Ne croyons pas que la vie puisse jamais renaître des systèmes ou des idées. Tout renouveau, toute renaissance, toute vie ne refleurira jamais que du cœur. Si les organes sont en passe de mourir ou s’ils sont déjà morts de leur folle émancipation du cœur, leur unique espérance de reviviscence ou de résurrection consiste uniquement à lui être de nouveau greffés par la main divine.
A vous qui comprenez bien tout cela. A vous qui ne voulez pas voir finir de s’éteindre les cierges des dernières messes célébrées. A vous qui ne voulez pas être témoins passifs de la disparition en fumée des derniers vestiges de nos pays d’antique chrétienté. A vous qui frémissez et serrez les poings à la pensée que votre descendance pourrait cesser un jour d’être baptisée. A vous qui comptez parmi vos compatriotes et le saint curé d’Ars et sainte Jeanne d’Arc et sainte Thérèse de l’Enfant Jésus. A vous surtout qui n’avez pas désespéré du Calice du Sang de Notre Seigneur Jésus-Christ, du Sang de Son Alliance Nouvelle et Eternelle, Mystère indicible de notre Foi :
Nous vous demandons, chers confrères et chers amis, de redécouvrir avec passion votre Messe, la Messe de toujours et la Messe qui a fait les saints, la Messe qui met en déroute les puissances infernales et la Messe qui sauve, la Messe librement célébrée par des prêtres qui ne sont pas assermentés au Concile de tous nos déboires.
Revenons à notre messe, retrouvons notre messe, aimons notre messe et craignons, si nous ne l’aimons pas davantage, d’avoir un jour à nous mordre l’âme de l’avoir si peu connue et si mal aimée, et de devoir pleurer le restant de notre vie d’en être privés, à l’instar de tant de pays devenus terres d’Islam, parce que nous ne l’aurons pas aimée comme elle le méritait.
Nous demandons au saint curé d’Ars qui enflamma ses paroissiens et ses contemporains de l’amour de la messe de bien vouloir considérer notre pauvre France d’aujourd’hui comme sa paroisse tout entière, nos contemporains comme les siens, et de souffler sur nos âmes pour y réveiller les braises de l’amour de la messe.
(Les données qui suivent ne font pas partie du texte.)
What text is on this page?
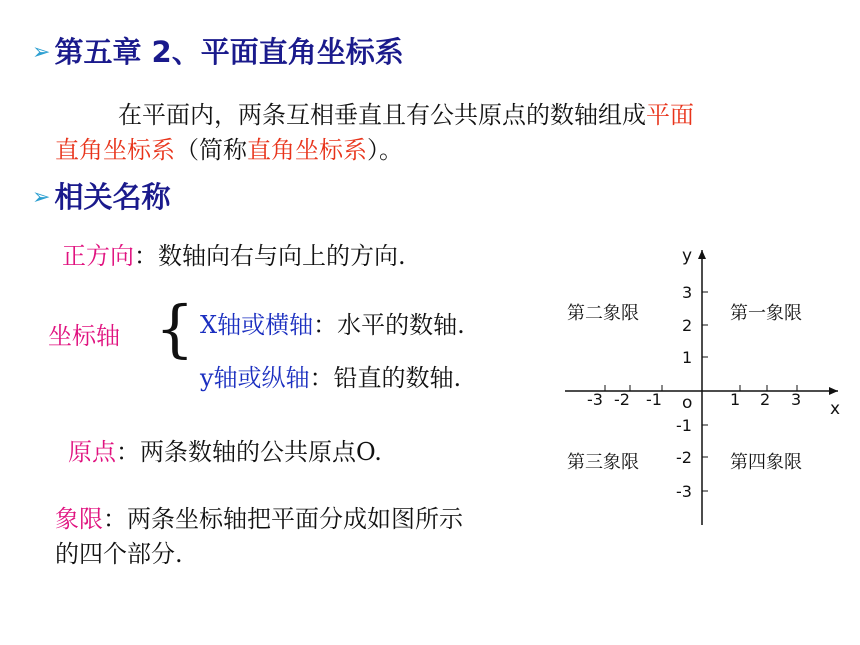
➢ 第五章 2、平面直角坐标系
在平面内，两条互相垂直且有公共原点的数轴组成平面
直角坐标系（简称直角坐标系）。
➢ 相关名称
正方向：数轴向右与向上的方向.
坐标轴 { X轴或横轴：水平的数轴.
y轴或纵轴：铅直的数轴.
原点：两条数轴的公共原点O.
象限：两条坐标轴把平面分成如图所示
的四个部分.
y
x
o
-3 -2 -1	1 2 3
3
2
1
-1
-2
-3
第二象限	第一象限
第三象限	第四象限
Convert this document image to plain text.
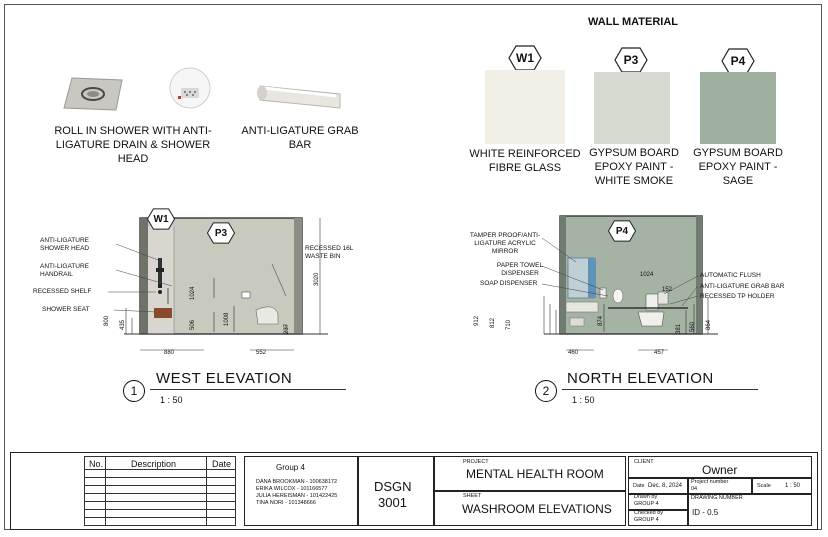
ROLL IN SHOWER WITH ANTI-LIGATURE DRAIN & SHOWER HEAD
ANTI-LIGATURE GRAB BAR
WALL MATERIAL
W1	P3	P4
WHITE REINFORCED FIBRE GLASS
GYPSUM BOARD EPOXY PAINT -WHITE SMOKE
GYPSUM BOARD EPOXY PAINT -SAGE
W1
P3
ANTI-LIGATURE SHOWER HEAD
ANTI-LIGATURE HANDRAIL
RECESSED SHELF
SHOWER SEAT
RECESSED 16L WASTE BIN
880	552
3020
1024
800 435	506	1008
237
1
WEST ELEVATION
1 : 50
P4
TAMPER PROOF/ANTI-LIGATURE ACRYLIC MIRROR
PAPER TOWEL DISPENSER
SOAP DISPENSER
AUTOMATIC FLUSH
ANTI-LIGATURE GRAB BAR
RECESSED TP HOLDER
460	457
1024
152
912 812 710	874
381 560 864
2
NORTH ELEVATION
1 : 50
No.	Description	Date	Group 4
DANA BROOKMAN - 100638172
ERIKA WILCOX - 101166577
JULIA HEREISMAN - 101422425
TINA NORI - 101348666
DSGN
3001
PROJECT
MENTAL HEALTH ROOM
SHEET
WASHROOM ELEVATIONS
CLIENT
Owner
Date Dec. 8, 2024
Project number
04	Scale 1 : 50
Drawn by
GROUP 4
Checked by
GROUP 4
DRAWING NUMBER
ID - 0.5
Nous vous implorons, Très Sainte Vierge Marie, invisible associée de toutes les messes qui sont célébrées, de bien vouloir ranimer la flamme de nos cœurs catholiques dans ce brasier quotidien de notre messe de chaque jour. Nul plus que vous ne connaît le mystère de la messe. Vierge du Cénacle, si attentive à tous les prêtres ; Mère du Calvaire, si aimante de tous les pauvres pécheurs, nous vous en supplions, donnez-nous de comprendre que la messe est l’unique cœur de toute existence et qu’il n’en sera donné aucun autre de substitution. Donnez-nous de comprendre qu’il n’est pas d’autre alternative, pour les âmes comme pour les sociétés, de vivre de la messe ou de mourir sans elle.